Washington D.C. 2012 has spent four years trying to bring the Olympics to the nation's capital. Five months remain before the U.S. Olympic Committee selects the U.S. site, he said. The District is competing with New York, Houston and San Francisco. If the District is chosen, it will compete with Paris, Toronto, Moscow and a German city yet to be named to become the games' venue.
Mr. Knise delighted in the laughter of children trying out new sports activities with Olympic coaches and enthusiastic players. On his way to Hallway B on the second floor of the Convention Center, he explained the concept of team handball:
"It's soccer indoors, played with your hands. It's fast-paced and very popular in Denmark, Norway and Sweden. Here in the U.S. it's a lesser known sport. The ball is the size of a cantaloupe," he said smiling.
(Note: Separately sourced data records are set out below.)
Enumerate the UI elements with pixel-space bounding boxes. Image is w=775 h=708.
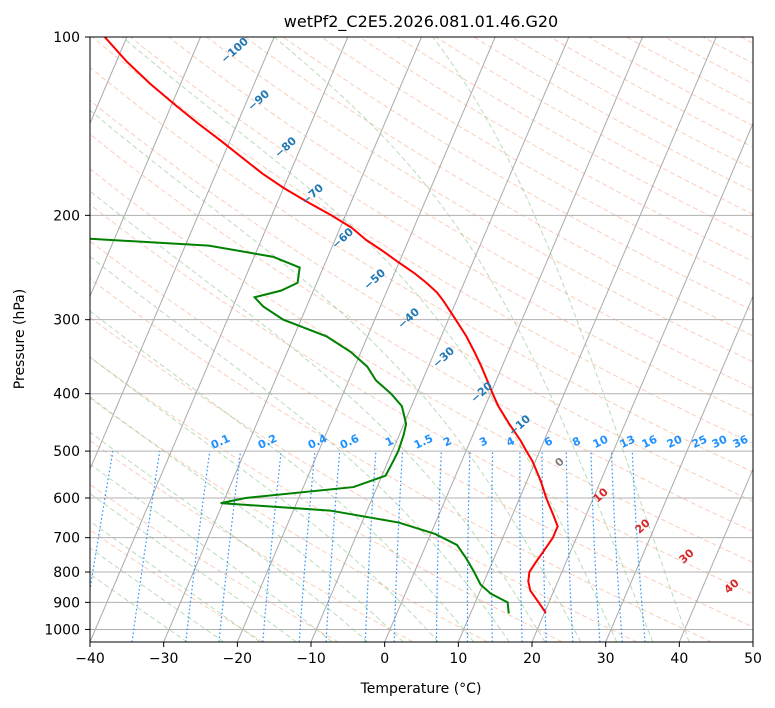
mixing-ratio-label: 30 <box>710 433 730 451</box>
dry-adiabat <box>90 483 339 642</box>
isotherm-line <box>752 640 753 642</box>
dry-adiabat <box>90 66 753 473</box>
y-tick-label: 900 <box>53 595 80 611</box>
mixing-ratio-label: 36 <box>731 433 751 451</box>
plot-frame <box>89 36 754 643</box>
x-axis-title: Temperature (°C) <box>360 681 482 697</box>
dry-adiabat <box>90 240 753 628</box>
dry-adiabat <box>511 37 753 170</box>
x-tick-label: 20 <box>523 651 541 667</box>
dry-adiabat <box>359 37 753 262</box>
x-tick-label: 30 <box>597 651 615 667</box>
y-tick-label: 1000 <box>44 622 80 638</box>
y-tick-label: 800 <box>53 565 80 581</box>
mixing-ratio-label: 10 <box>591 433 611 451</box>
moist-adiabat <box>273 37 654 642</box>
mixing-ratio-line <box>185 451 211 642</box>
dry-adiabat <box>90 529 264 642</box>
moist-adiabat <box>432 37 690 642</box>
dry-adiabat <box>130 37 753 417</box>
y-tick-label: 100 <box>53 30 80 46</box>
mixing-ratio-label: 25 <box>690 433 709 451</box>
chart-title: wetPf2_C2E5.2026.081.01.46.G20 <box>284 12 558 32</box>
dry-adiabat <box>320 37 753 287</box>
isotherm-line <box>163 37 422 642</box>
y-tick-label: 300 <box>53 313 80 329</box>
mixing-ratio-line <box>218 451 242 642</box>
dry-adiabat <box>90 203 753 595</box>
dry-adiabat <box>90 168 753 563</box>
y-axis-title: Pressure (hPa) <box>12 289 28 389</box>
moist-adiabat <box>90 255 510 642</box>
y-tick-label: 200 <box>53 208 80 224</box>
x-tick-label: 50 <box>744 651 762 667</box>
x-axis: −40 −30 −20 −10 0 10 20 30 40 50 <box>75 642 762 667</box>
dry-adiabat <box>206 37 753 363</box>
dry-adiabat <box>90 278 712 642</box>
isotherm-line <box>457 37 717 642</box>
moist-adiabat <box>90 573 188 642</box>
dry-adiabat <box>473 37 753 193</box>
profile-series <box>90 37 559 614</box>
x-tick-label: −40 <box>75 651 105 667</box>
mixing-ratio-label: 20 <box>665 433 685 451</box>
mixing-ratio-label: 13 <box>618 433 637 451</box>
mixing-ratio-label: 16 <box>640 433 660 451</box>
temperature-profile-line <box>103 37 559 614</box>
isotherm-line <box>90 37 349 642</box>
mixing-ratio-line <box>90 450 114 594</box>
moist-adiabat <box>90 310 475 642</box>
y-tick-label: 700 <box>53 531 80 547</box>
x-tick-label: 10 <box>449 651 467 667</box>
dewpoint-profile-line <box>90 188 510 614</box>
isotherm-line <box>605 295 753 642</box>
moist-adiabat <box>90 190 546 642</box>
isotherm-line <box>531 122 753 642</box>
x-tick-label: 40 <box>670 651 688 667</box>
isotherm-line <box>90 37 275 471</box>
isotherm-line <box>236 37 496 642</box>
moist-adiabat <box>90 356 439 642</box>
moist-adiabat <box>90 431 368 642</box>
moist-adiabat <box>90 109 582 642</box>
dry-adiabat <box>244 37 753 337</box>
isotherm-line <box>384 37 643 642</box>
x-tick-label: 0 <box>380 651 389 667</box>
x-tick-label: −20 <box>223 651 253 667</box>
plot-background <box>90 37 753 642</box>
y-axis: 100 200 300 400 500 600 700 800 900 1000 <box>44 30 90 638</box>
x-tick-label: −10 <box>296 651 326 667</box>
mixing-ratio-line <box>131 451 161 642</box>
moist-adiabat <box>90 520 261 642</box>
moist-adiabat <box>90 463 333 642</box>
y-tick-label: 600 <box>53 491 80 507</box>
y-tick-label: 400 <box>53 387 80 403</box>
x-tick-label: −30 <box>149 651 179 667</box>
y-tick-label: 500 <box>53 444 80 460</box>
isotherm-line <box>310 37 570 642</box>
moist-adiabat <box>90 547 225 642</box>
isotherm-line <box>90 37 201 298</box>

Meanwhile, children in bright yellow T-shirts emblazoned with the organization's logo threw balls and ran up and down the floors inside the second-floor room. They also learned the rules of team handball from 1996 Olympian Derek Brown, 32, who has been playing since 1993.
The Fort Washington resident who graduated from Gonzaga College High School in the District and LaSalle University in Philadelphia said he saw the world playing the game.
"It's a simple game," he said. "You score by throwing the ball in the goal. In soccer, they kick it," Mr. Brown said.
He said it's difficult to introduce a sport that no one has seen or is familiar with. He hopes to interest children of all ages in the sport. He succeeded with Kia Sanders, a 14-year-old who recently finished Hine Junior High School on Capitol Hill.
Kia was one of several teen-agers who played team handball with Mr. Brown yesterday. She had her reservations at first, she said.
"This is fun. At first I thought it was going to be boring. It's kind of a combination of basketball and soccer," she said.